A group of students and parents from Sonora, California, recently embarked on an exciting service adventure with Maranatha Volunteers International. The team spent ten days laying the block walls of a girls dormitory at the Kimogoro Adventist Boarding Primary School in hilly western Kenya. This project is part of Maranatha’s campus-wide transformation at Kimogoro. So far crews and volunteers have constructed dorms, bathrooms, a kitchen and dining hall, and a water well. These structures were rundown and overcrowded, but the school’s 300 students now have beautiful new spaces to live and learn in. In the coming months, multiple volunteer groups will build new classrooms and a church for the campus.

The 46-member Sonora team included some of Maranatha’s youngest volunteers to lay block at a construction site. Fifth through eighth graders worked right alongside highschoolers and parents, tackling hard manual labor with energetic determination. “We have a lot of strong-willed kids,” remarked project coordinator Jennifer Neufeld-Trujillo. These kids rose above and beyond the task at hand. Not only did the group reach their goal of completing the girls dorm, but also 80 percent of its bathroom block.

After each day of physically-demanding labor, volunteers still had the energy to lead a Vacation Bible School (VBS) program for Kimogoro students. They shared their love for Jesus through songs, crafts, health talks, and Bible story skits. They also shared their love for sports. “We took sports equipment with us because that’s what our students love,” said Neufeld-Trujillo. Sonora kids were thrilled to discover that Kimogoro students love sports too. The groups bonded during games like soccer, volleyball, kickball, and jump rope.

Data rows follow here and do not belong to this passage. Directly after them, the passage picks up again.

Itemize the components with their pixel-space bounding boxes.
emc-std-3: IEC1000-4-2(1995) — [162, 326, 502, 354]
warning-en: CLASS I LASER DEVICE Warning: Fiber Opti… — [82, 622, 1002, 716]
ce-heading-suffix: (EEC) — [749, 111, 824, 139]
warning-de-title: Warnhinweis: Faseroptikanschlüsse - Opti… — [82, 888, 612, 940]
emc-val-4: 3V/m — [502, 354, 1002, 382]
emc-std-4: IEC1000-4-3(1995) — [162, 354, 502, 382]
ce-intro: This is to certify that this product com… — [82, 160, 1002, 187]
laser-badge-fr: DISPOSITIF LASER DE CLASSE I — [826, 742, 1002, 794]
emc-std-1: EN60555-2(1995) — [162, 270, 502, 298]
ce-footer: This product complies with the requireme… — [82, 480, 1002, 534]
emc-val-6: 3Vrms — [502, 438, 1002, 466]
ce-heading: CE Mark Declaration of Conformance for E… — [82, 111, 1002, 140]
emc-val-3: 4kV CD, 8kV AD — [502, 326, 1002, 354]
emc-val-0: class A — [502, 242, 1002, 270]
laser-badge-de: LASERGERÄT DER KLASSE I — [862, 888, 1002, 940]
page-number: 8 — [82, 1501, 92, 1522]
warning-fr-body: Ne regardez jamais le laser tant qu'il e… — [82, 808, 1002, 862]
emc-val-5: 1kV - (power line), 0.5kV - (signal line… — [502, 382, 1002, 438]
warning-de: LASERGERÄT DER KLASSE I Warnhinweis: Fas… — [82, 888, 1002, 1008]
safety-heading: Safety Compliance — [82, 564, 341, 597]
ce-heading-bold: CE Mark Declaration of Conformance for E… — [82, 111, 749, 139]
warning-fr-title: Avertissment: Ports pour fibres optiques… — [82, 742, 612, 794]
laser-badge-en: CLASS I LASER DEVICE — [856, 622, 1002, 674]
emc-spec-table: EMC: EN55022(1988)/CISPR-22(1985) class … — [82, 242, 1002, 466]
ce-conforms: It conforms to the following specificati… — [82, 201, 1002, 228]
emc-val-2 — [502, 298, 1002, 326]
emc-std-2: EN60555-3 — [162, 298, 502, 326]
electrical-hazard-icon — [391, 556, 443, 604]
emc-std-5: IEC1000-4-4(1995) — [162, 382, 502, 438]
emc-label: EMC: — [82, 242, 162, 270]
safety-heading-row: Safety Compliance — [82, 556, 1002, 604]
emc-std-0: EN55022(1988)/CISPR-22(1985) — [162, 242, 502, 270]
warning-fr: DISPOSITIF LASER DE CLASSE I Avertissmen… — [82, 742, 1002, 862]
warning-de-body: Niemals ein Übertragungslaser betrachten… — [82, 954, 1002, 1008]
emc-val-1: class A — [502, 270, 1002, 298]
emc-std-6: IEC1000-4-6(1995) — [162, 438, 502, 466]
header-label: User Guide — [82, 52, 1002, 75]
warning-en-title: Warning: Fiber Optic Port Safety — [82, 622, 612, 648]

A surprise aspect of this trip was the medical assistance Sonora volunteers provided. This need became apparent to Neufeld-Trujillo during the first couple days at the campus. “I saw a little girl sitting down and crying,” she recalled. “She was holding her knee and I thought she must have fallen during one of the games. Her knee was infected. She couldn’t bend it. She was limping.” Neufeld-Trujillo and a couple other parent volunteers are healthcare providers. After treating the little girl’s leg, school staff brought more and more students to them for care. “It was an impromptu clinic we thought would last a couple hours, and it ended up lasting the rest of the day,” said Neufeld-Trujillo. By the clinic’s close, they had treated roughly 70 patients with medicine donated by the Adventist Health Sonora hospital. They brought it with them in case volunteers became ill or injured. “It was such a blessing because we had medicine that we could use to treat them,” said Neufeld-Trujillo.

Neufeld-Trujillo believes her team proved what is possible with God’s guidance and support. “Our team was phenomenal!” she exclaimed. “They were enthusiastic and positive, and strong in attitude and body. They are the ones who made the project successful. They allowed God to use them to do immeasurably more than all we could ask or imagine.”

Maranatha Volunteers International, a supporting ministry of the Seventh-day Adventist Church, mobilizes volunteers to build churches, schools, water wells, and other urgently needed structures around the world. Maranatha has been working in Kenya since 2016, building One-Day Churches, schools, and drilling water wells. More than 1,000 structures have been completed so far.